C’est une bonne nouvelle à laquelle on n’a pas assez prêté attention: en 2010, l’espérance de vie des hommes a passé pour la première fois la barre des 80 ans. Les Suisses, comme les Suissesses, vivent plus longtemps, et en meilleure santé.
Depuis Ruth Dreifuss, l’équation n’a pas changé.
Nos primes d’assurances maladie ne rongent pas pour rien notre pouvoir d’achat: il y a en quelque sorte un retour sur investissement. Notre système de santé n’est pas qu’un coût prohibitif, il génère de la qualité de vie supplémentaire.
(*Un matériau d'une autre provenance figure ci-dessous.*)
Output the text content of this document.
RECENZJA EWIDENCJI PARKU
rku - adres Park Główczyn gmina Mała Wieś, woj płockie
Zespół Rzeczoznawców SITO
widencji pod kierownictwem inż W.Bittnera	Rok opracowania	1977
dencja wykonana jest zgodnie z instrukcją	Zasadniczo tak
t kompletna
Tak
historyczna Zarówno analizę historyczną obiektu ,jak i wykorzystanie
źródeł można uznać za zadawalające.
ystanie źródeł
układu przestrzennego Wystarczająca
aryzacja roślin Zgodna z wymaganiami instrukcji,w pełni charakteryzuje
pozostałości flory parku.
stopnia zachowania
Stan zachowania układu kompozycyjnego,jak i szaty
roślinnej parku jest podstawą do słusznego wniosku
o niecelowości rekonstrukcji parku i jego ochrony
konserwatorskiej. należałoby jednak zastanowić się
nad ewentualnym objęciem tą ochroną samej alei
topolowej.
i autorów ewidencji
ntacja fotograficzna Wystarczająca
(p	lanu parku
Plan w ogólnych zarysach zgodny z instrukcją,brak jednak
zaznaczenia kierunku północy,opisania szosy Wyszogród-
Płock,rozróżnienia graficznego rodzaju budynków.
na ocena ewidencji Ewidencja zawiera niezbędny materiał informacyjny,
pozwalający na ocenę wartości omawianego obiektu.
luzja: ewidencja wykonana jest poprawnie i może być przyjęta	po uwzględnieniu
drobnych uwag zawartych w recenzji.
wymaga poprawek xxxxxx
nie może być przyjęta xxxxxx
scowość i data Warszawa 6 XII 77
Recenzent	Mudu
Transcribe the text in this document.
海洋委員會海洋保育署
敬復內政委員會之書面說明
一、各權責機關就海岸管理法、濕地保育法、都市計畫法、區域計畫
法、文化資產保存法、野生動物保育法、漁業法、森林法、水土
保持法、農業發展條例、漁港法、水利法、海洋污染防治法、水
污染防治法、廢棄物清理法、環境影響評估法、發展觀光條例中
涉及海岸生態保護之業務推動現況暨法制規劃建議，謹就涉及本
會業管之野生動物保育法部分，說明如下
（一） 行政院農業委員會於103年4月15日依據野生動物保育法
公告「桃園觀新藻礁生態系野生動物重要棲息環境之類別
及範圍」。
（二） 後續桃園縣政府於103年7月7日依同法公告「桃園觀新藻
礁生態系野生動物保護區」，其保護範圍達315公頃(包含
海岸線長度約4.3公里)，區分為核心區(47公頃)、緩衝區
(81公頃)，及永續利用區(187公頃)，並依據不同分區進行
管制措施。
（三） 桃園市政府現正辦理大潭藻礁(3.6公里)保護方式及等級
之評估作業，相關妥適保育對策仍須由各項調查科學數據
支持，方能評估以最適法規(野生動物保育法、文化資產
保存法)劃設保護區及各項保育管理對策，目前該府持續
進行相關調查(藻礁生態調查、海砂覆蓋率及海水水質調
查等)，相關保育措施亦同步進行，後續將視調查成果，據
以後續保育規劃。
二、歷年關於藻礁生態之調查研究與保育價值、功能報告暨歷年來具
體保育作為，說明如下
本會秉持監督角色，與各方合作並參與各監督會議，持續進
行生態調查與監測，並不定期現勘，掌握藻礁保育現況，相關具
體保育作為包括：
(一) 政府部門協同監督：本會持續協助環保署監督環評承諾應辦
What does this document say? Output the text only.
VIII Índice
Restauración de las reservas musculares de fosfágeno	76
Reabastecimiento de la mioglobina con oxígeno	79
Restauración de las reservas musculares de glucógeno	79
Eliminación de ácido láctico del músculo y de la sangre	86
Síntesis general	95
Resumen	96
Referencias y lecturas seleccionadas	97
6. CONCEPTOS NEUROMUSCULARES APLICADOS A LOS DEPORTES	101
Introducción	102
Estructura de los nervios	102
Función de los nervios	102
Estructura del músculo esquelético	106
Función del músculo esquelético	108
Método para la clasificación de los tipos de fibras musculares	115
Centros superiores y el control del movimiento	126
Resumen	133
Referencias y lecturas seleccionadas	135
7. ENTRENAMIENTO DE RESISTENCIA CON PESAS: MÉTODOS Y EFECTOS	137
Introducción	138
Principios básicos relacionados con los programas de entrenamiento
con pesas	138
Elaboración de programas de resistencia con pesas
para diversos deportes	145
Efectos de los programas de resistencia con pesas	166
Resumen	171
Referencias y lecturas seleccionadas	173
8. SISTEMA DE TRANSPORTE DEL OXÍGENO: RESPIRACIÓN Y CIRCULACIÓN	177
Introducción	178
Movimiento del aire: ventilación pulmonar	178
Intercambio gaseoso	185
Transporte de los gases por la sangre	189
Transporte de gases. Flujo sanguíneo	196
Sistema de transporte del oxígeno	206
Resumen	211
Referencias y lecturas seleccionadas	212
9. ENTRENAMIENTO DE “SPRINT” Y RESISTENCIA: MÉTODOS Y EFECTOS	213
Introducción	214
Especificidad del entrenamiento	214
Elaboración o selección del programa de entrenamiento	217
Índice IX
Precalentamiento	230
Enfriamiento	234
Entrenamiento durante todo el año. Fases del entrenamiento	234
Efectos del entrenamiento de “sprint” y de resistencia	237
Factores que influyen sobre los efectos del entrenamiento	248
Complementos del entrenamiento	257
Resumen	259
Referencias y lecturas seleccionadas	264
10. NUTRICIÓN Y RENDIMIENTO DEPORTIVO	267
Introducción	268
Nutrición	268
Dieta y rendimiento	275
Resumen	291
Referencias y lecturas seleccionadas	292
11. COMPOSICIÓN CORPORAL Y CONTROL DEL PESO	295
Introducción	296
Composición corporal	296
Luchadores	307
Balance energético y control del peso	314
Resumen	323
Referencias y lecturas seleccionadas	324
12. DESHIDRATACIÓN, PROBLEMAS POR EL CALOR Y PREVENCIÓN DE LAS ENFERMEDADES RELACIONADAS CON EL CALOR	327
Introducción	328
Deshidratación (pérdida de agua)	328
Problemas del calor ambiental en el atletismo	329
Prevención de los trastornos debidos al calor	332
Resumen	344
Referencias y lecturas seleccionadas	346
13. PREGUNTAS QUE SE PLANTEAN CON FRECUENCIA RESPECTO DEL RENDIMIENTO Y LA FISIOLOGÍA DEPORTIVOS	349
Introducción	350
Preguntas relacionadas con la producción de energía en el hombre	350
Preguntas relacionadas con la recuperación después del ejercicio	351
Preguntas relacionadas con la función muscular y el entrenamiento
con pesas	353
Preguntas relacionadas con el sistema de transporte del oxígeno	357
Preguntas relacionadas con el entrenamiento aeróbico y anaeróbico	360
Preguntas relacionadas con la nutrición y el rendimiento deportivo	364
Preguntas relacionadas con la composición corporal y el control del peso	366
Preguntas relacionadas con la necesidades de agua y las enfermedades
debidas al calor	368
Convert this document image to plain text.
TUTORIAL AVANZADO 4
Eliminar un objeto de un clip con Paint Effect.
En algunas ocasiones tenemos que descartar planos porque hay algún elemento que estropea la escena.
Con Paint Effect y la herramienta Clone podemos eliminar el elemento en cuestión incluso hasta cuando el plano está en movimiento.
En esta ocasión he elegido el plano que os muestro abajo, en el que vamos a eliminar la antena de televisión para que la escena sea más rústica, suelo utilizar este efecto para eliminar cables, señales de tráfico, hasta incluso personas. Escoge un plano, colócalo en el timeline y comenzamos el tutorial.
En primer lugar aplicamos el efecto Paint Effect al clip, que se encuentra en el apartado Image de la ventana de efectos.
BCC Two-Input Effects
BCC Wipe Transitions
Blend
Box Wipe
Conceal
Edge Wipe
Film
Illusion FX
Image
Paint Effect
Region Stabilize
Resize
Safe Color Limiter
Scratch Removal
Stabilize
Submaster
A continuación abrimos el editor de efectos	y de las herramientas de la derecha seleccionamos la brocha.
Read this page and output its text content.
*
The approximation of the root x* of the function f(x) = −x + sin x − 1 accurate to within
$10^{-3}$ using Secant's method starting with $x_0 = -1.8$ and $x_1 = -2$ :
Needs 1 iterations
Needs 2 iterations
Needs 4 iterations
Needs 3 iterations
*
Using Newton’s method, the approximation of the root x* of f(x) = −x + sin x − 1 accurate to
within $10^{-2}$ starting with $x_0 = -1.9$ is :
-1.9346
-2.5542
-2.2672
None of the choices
Un autre phénomène reste méconnu: un tiers des Suisses continuent à travailler après 65 ans. En fait, les retraités se divisent en trois catégories d’égale importance: ceux qui arrêtent avant, ceux qui arrêtent à la date prévue par la loi, et ceux qui continuent – dans la plupart des cas par envie plutôt que par nécessité.
Quel contraste avec le débat sur l’avenir de l’AVS: cela fait plus d’une décennie que les partis s’étripent sur l’âge donnant droit aux prestations et sur leur financement. Sans résultats probants.
Le souverain, décontenancé, a ainsi refusé en 2004 une première version de la onzième révision de l’AVS très laborieusement ficelée comme il a renvoyé en 2010 à l’expéditeur un ajustement inique du taux de conversion LPP, alors même qu’il doute fortement de la pérennité du système, comme l’attestent de nombreux sondages d’opinion.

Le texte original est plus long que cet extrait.